Sox9 Controls Self-Renewal of Oncogene Targeted Cells and Links Tumor Initiation and Invasion

Sox9 is a transcription factor expressed in most solid tumors. However, the molecular mechanisms underlying Sox9 function during tumorigenesis remain unclear. Here, using a genetic mouse model of basal cell carcinoma (BCC), the most frequent cancer in humans, we show that Sox9 is expressed from the earliest step of tumor formation in a Wnt/β-catenin-dependent manner. Deletion of Sox9 together with the constitutive activation of Hedgehog signaling completely prevents BCC formation and leads to a progressive loss of oncogene-expressing cells. Transcriptional profiling of oncogene-expressing cells with Sox9 deletion, combined with in vivo ChIP sequencing, uncovers a cancer-specific gene network regulated by Sox9 that promotes stemness, extracellular matrix deposition, and cytoskeleton remodeling while repressing epidermal differentiation.

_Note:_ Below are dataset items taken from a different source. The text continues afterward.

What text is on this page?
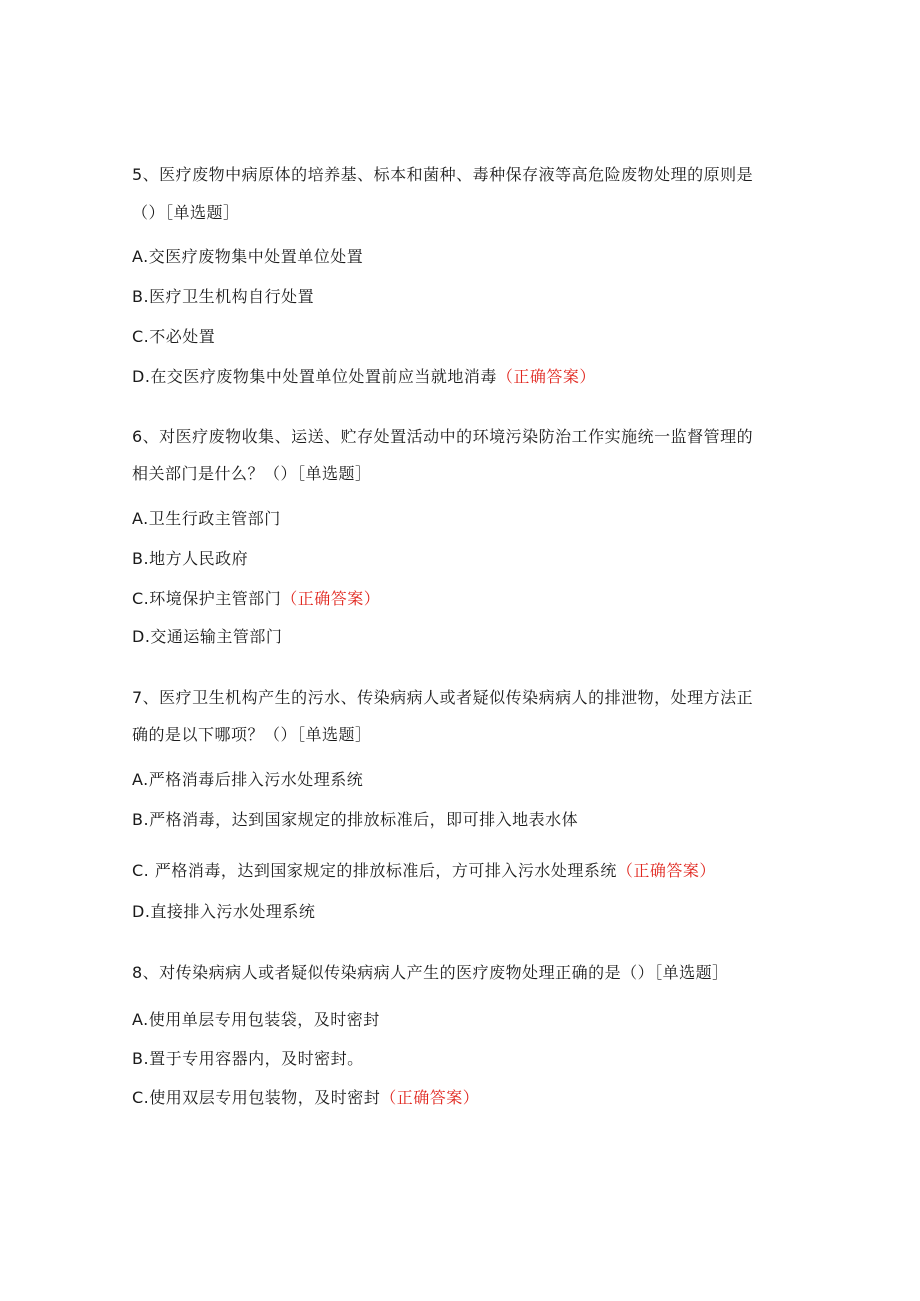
5、医疗废物中病原体的培养基、标本和菌种、毒种保存液等高危险废物处理的原则是
（）［单选题］
A.交医疗废物集中处置单位处置
B.医疗卫生机构自行处置
C.不必处置
D.在交医疗废物集中处置单位处置前应当就地消毒（正确答案）
6、对医疗废物收集、运送、贮存处置活动中的环境污染防治工作实施统一监督管理的
相关部门是什么？（）［单选题］
A.卫生行政主管部门
B.地方人民政府
C.环境保护主管部门（正确答案）
D.交通运输主管部门
7、医疗卫生机构产生的污水、传染病病人或者疑似传染病病人的排泄物，处理方法正
确的是以下哪项？（）［单选题］
A.严格消毒后排入污水处理系统
B.严格消毒，达到国家规定的排放标准后，即可排入地表水体
C. 严格消毒，达到国家规定的排放标准后，方可排入污水处理系统（正确答案）
D.直接排入污水处理系统
8、对传染病病人或者疑似传染病病人产生的医疗废物处理正确的是（）［单选题］
A.使用单层专用包装袋，及时密封
B.置于专用容器内，及时密封。
C.使用双层专用包装物，及时密封（正确答案）
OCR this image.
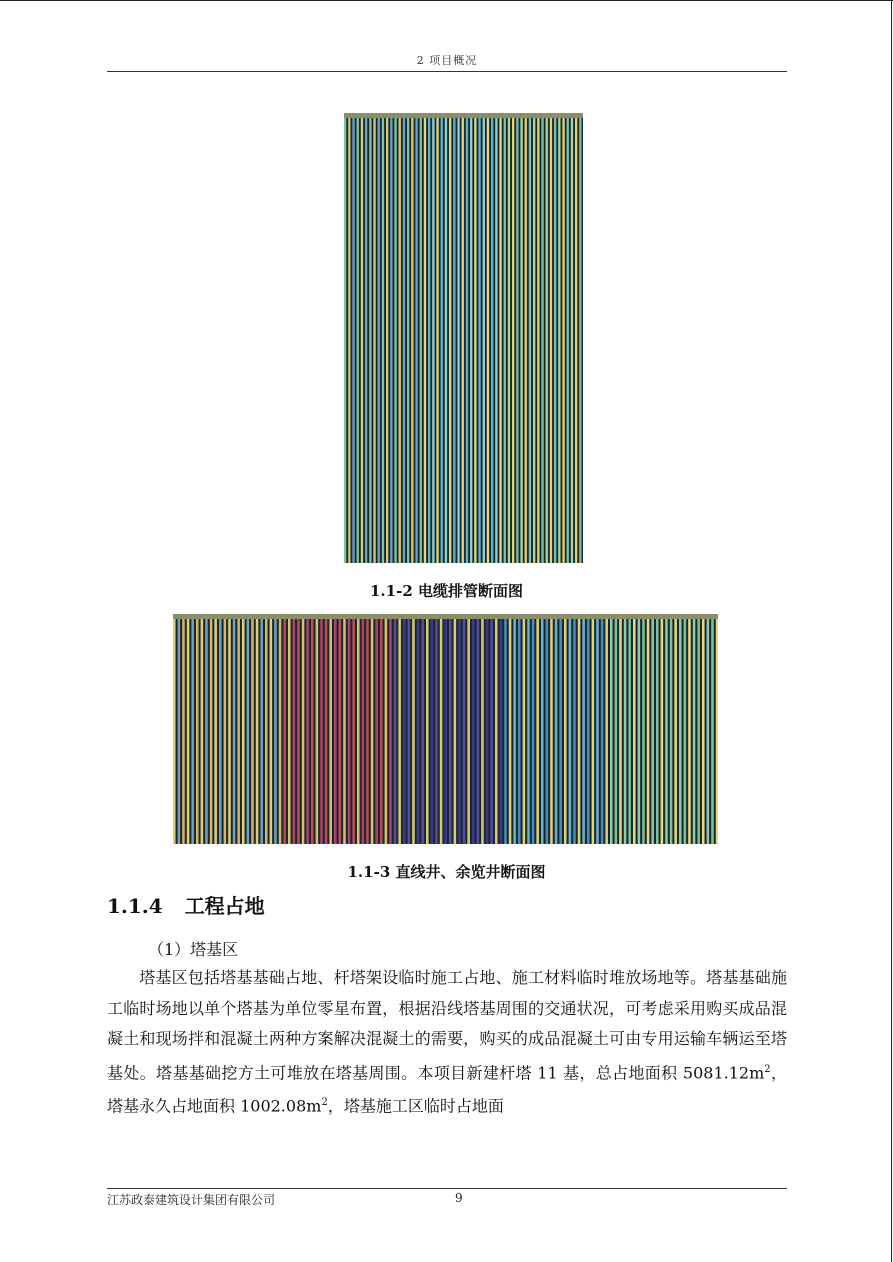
2 项目概况
1.1-2 电缆排管断面图
1.1-3 直线井、余览井断面图
1.1.4 工程占地
（1）塔基区
塔基区包括塔基基础占地、杆塔架设临时施工占地、施工材料临时堆放场地等。塔基基础施工临时场地以单个塔基为单位零星布置，根据沿线塔基周围的交通状况，可考虑采用购买成品混凝土和现场拌和混凝土两种方案解决混凝土的需要，购买的成品混凝土可由专用运输车辆运至塔基处。塔基基础挖方土可堆放在塔基周围。本项目新建杆塔 11 基，总占地面积 $5081.12m^2$，塔基永久占地面积 $1002.08m^2$，塔基施工区临时占地面
江苏政泰建筑设计集团有限公司	9
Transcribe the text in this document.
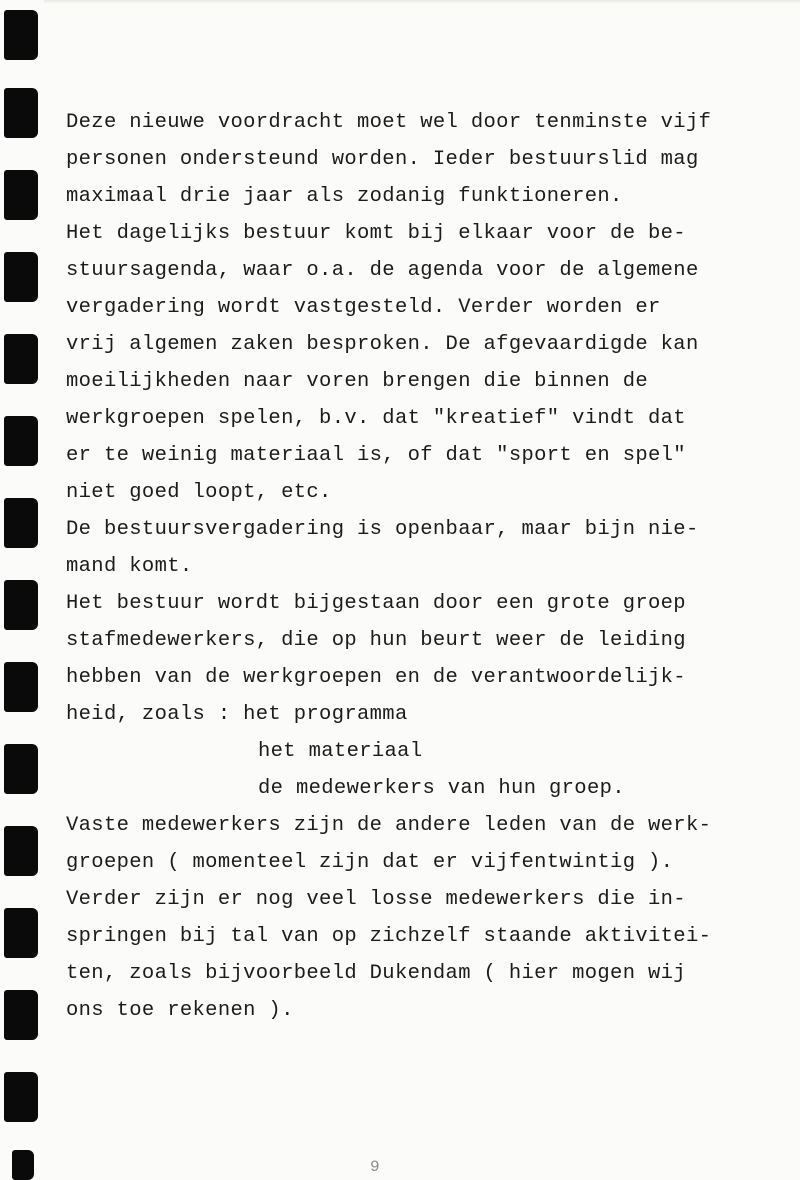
Deze nieuwe voordracht moet wel door tenminste vijf
personen ondersteund worden. Ieder bestuurslid mag
maximaal drie jaar als zodanig funktioneren.
Het dagelijks bestuur komt bij elkaar voor de be-
stuursagenda, waar o.a. de agenda voor de algemene
vergadering wordt vastgesteld. Verder worden er
vrij algemen zaken besproken. De afgevaardigde kan
moeilijkheden naar voren brengen die binnen de
werkgroepen spelen, b.v. dat "kreatief" vindt dat
er te weinig materiaal is, of dat "sport en spel"
niet goed loopt, etc.
De bestuursvergadering is openbaar, maar bijn nie-
mand komt.
Het bestuur wordt bijgestaan door een grote groep
stafmedewerkers, die op hun beurt weer de leiding
hebben van de werkgroepen en de verantwoordelijk-
heid, zoals : het programma
het materiaal
de medewerkers van hun groep.
Vaste medewerkers zijn de andere leden van de werk-
groepen ( momenteel zijn dat er vijfentwintig ).
Verder zijn er nog veel losse medewerkers die in-
springen bij tal van op zichzelf staande aktivitei-
ten, zoals bijvoorbeeld Dukendam ( hier mogen wij
ons toe rekenen ).
9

Our study identifies the molecular mechanisms regulated by Sox9 that link tumor initiation and invasion. [Display omitted] •Sox9 is required for BCC formation in a Wnt/β-catenin-dependent manner•ChIP-seq and microarray reveal a Sox9-controlled cancer-specific gene network•Sox9 promotes BCC stemness and self-renewal and inhibits differentiation•Sox9 controls ECM and cytoskeleton remodeling during tumor invasion Using mouse models of BCC, Larsimont et al. show that Sox9 is required for self-renewal of oncogene-expressing cells and BCC formation. Transcriptional profiling combined with ChIP sequencing uncovered a cancer-specific gene network regulated by Sox9 that promotes stemness, represses differentiation, and induces ECM and cytoskeleton remodeling required for tumor invasion.